To map activity to a target network using brain regions outside of that network, we first estimated a connectivity-based mapping by obtaining the resting-state FC patterns between regions in the target network and regions outside the network. We then predicted the task activation pattern in the target network by transforming activations from out-of-network regions into the spatial dimensions of the target network (Fig. 4b). Briefly, this involved calculating the weighted sum of all out-of-network regions' activations weighted by the to-be-predicted region's connections. To see how well these connectivity-based mappings preserved task information in the target network, we trained a decoder using the activity flow-predicted activation patterns, and tested that decoder with the network’s actual activation pattern for a held-out subject. By training the decoder using predicted activation patterns and testing on the actual activation patterns, this approach required that the activity flow-predicted activation patterns retained representations that were in the same representational geometry as the original activation pattern. Success with this procedure would suggest that the network’s intrinsic global connectivity organization was responsible for its ability to integrate widespread information from the rest of the brain.

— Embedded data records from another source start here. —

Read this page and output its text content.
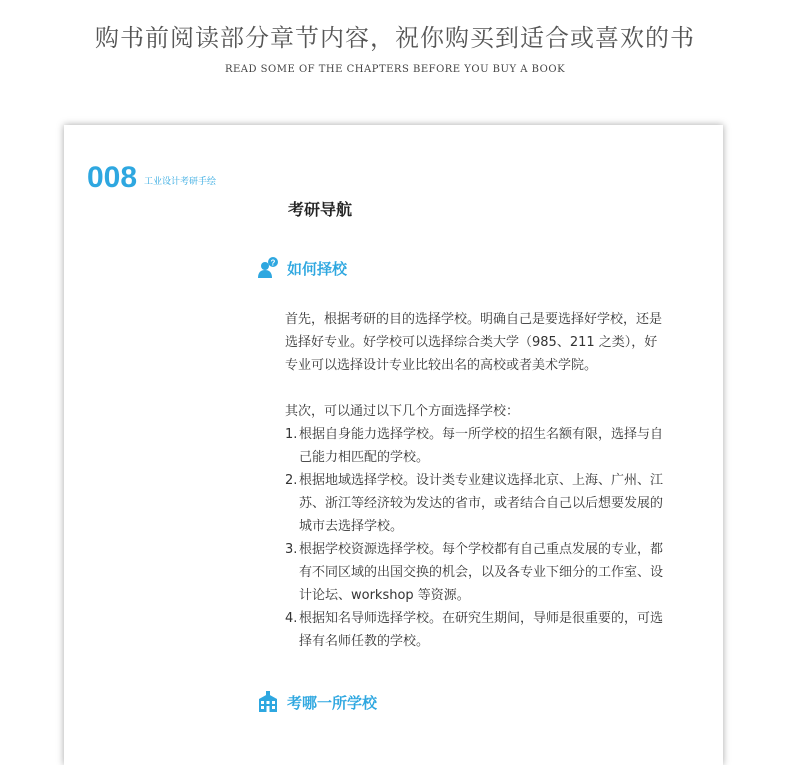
购书前阅读部分章节内容，祝你购买到适合或喜欢的书
READ SOME OF THE CHAPTERS BEFORE YOU BUY A BOOK
008 工业设计考研手绘
考研导航
? 如何择校

首先，根据考研的目的选择学校。明确自己是要选择好学校，还是

选择好专业。好学校可以选择综合类大学（985、211 之类），好

专业可以选择设计专业比较出名的高校或者美术学院。

其次，可以通过以下几个方面选择学校：

1. 根据自身能力选择学校。每一所学校的招生名额有限，选择与自
己能力相匹配的学校。
2. 根据地域选择学校。设计类专业建议选择北京、上海、广州、江
苏、浙江等经济较为发达的省市，或者结合自己以后想要发展的
城市去选择学校。
3. 根据学校资源选择学校。每个学校都有自己重点发展的专业，都
有不同区域的出国交换的机会，以及各专业下细分的工作室、设
计论坛、workshop 等资源。
4. 根据知名导师选择学校。在研究生期间，导师是很重要的，可选
择有名师任教的学校。
考哪一所学校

We performed the information transfer mapping procedure using activations from out-of-network regions to a target network for every functional network (see Fig. 4c for an example). We then computed a network’s representational flexibility based on the predicted activation pattern for that network (Fig. 5a). To see how well the activity flow-predicted representational flexibility scores recapitulated the actual representational flexibility scores for each network, we performed a cross-network rank correlation between the actual and predicted representational flexibility scores for each subject (Fig. 5b). We found that the activity flow-predicted representational flexibility accurately recapitulated its representational flexibility across networks (mean rho=0.71; t99=22.39; p<0.0001). These findings suggest that the inter-network variability of representational flexibility can be explained, in part, by the intrinsic global connectivity organization of these networks. More broadly, this implicates a network mechanism for flexible representation, suggesting that the dimensionality of a network’s intrinsic global connections takes part in determining the flexibility of task representation in large-scale networks.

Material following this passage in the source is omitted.